I wonder how much tax revenue Dickinson expects to raise by forcing persons “under 18 years of age” to buy their electronic cigarettes from local stores rather than online?...
None? Wait! What? Oh, that’s right, because a “person under 18 years of age” can’t legally purchase electronic cigarettes in California in the first place. So it’s clear that Dickinson isn't after tax revenue any more. Right? So what is he up to?
According to comments from the Assembly Committee on Governmental Organization hearing April 30, 2014 the purpose of the bill is to extend age verification procedures that are already in place for the delivery of tobacco products to e-cigarettes, and that “This will help safeguard against minors having access to e-cigarettes.”
Keeping electronic cigarettes out of the hands of minors is a laudable goal, but…Is Dickinson saying that adult consumers should be forced to buy from local stores rather than online in order to make it harder for minors to get e-cigarettes? Is he really suggesting restricting the options of adults… of voters to lawfully purchase a legal product just so that he can make the dubious claim that his bill has helped keep electronic cigarettes away from minors?
Well, maybe, but that ignores the fact that SB 882, Chapter 310, Statutes of 2010 made it unlawful for a person to sell or otherwise furnish an e-cigarette to a person under 18 years of age… Anyone currently providing e-cigarettes to minors is already breaking the law, and adding another layer of law isn’t likely to dissuade them from continuing. It also ignores the fact that anyone purchasing electronic cigarettes online is using a credit card…
Let’s just stop and think about that for a moment. If your child is using your credit card, with or without your knowledge and permission, then, to be blunt, it’s an issue of bad parenting. And if your child is making online purchases with a stolen credit card then electronic cigarettes are the least of your worries.

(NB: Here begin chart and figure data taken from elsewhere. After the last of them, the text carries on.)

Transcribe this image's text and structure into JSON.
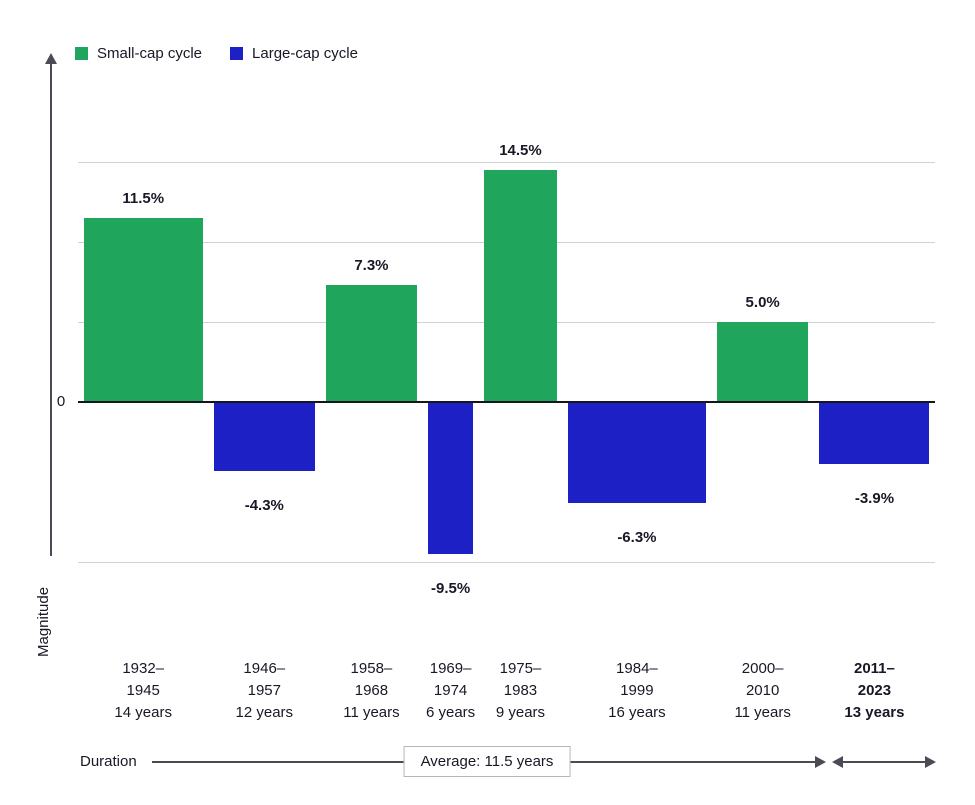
{
  "chart_data": {
    "type": "bar",
    "title": "",
    "ylabel": "Magnitude",
    "xlabel": "Duration",
    "zero_label": "0",
    "ylim": [
      -12,
      17
    ],
    "grid": true,
    "gridlines_pct": [
      15,
      10,
      5,
      0,
      -10
    ],
    "legend_position": "top-left",
    "legend": [
      {
        "label": "Small-cap cycle",
        "color": "#1fa65c"
      },
      {
        "label": "Large-cap cycle",
        "color": "#1d20c4"
      }
    ],
    "cycles": [
      {
        "series": "Small-cap cycle",
        "period": "1932-1945",
        "label_lines": [
          "1932–",
          "1945",
          "14 years"
        ],
        "duration_years": 14,
        "value_pct": 11.5,
        "value_label": "11.5%",
        "bold": false
      },
      {
        "series": "Large-cap cycle",
        "period": "1946-1957",
        "label_lines": [
          "1946–",
          "1957",
          "12 years"
        ],
        "duration_years": 12,
        "value_pct": -4.3,
        "value_label": "-4.3%",
        "bold": false
      },
      {
        "series": "Small-cap cycle",
        "period": "1958-1968",
        "label_lines": [
          "1958–",
          "1968",
          "11 years"
        ],
        "duration_years": 11,
        "value_pct": 7.3,
        "value_label": "7.3%",
        "bold": false
      },
      {
        "series": "Large-cap cycle",
        "period": "1969-1974",
        "label_lines": [
          "1969–",
          "1974",
          "6 years"
        ],
        "duration_years": 6,
        "value_pct": -9.5,
        "value_label": "-9.5%",
        "bold": false
      },
      {
        "series": "Small-cap cycle",
        "period": "1975-1983",
        "label_lines": [
          "1975–",
          "1983",
          "9 years"
        ],
        "duration_years": 9,
        "value_pct": 14.5,
        "value_label": "14.5%",
        "bold": false
      },
      {
        "series": "Large-cap cycle",
        "period": "1984-1999",
        "label_lines": [
          "1984–",
          "1999",
          "16 years"
        ],
        "duration_years": 16,
        "value_pct": -6.3,
        "value_label": "-6.3%",
        "bold": false
      },
      {
        "series": "Small-cap cycle",
        "period": "2000-2010",
        "label_lines": [
          "2000–",
          "2010",
          "11 years"
        ],
        "duration_years": 11,
        "value_pct": 5.0,
        "value_label": "5.0%",
        "bold": false
      },
      {
        "series": "Large-cap cycle",
        "period": "2011-2023",
        "label_lines": [
          "2011–",
          "2023",
          "13 years"
        ],
        "duration_years": 13,
        "value_pct": -3.9,
        "value_label": "-3.9%",
        "bold": true
      }
    ],
    "duration_axis": {
      "label": "Duration",
      "average_label": "Average: 11.5 years"
    }
  }
}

So where does that leave AB 1500? Well, I’m not inside Dickinson’s head, which is probably a good thing for my personal sanity, but it seems to me that to understand AB 1500 we need only go back to the beginning. Dickinson wants to make online purchasing so onerous that consumers would effectively be forced to buy from local stores rather than online. Not to raise revenue, and not to keep e-cigs from minors, but to make it harder for anyone to purchase electronic cigarettes at all, because, you know, that vague sense that anything with even a passing resemblance to smoking, must somehow be bad… unless it’s marijuana, complete with its higher than cigarette tar, carbon monoxide, benzene and toluene levels, THAT get’s legalized.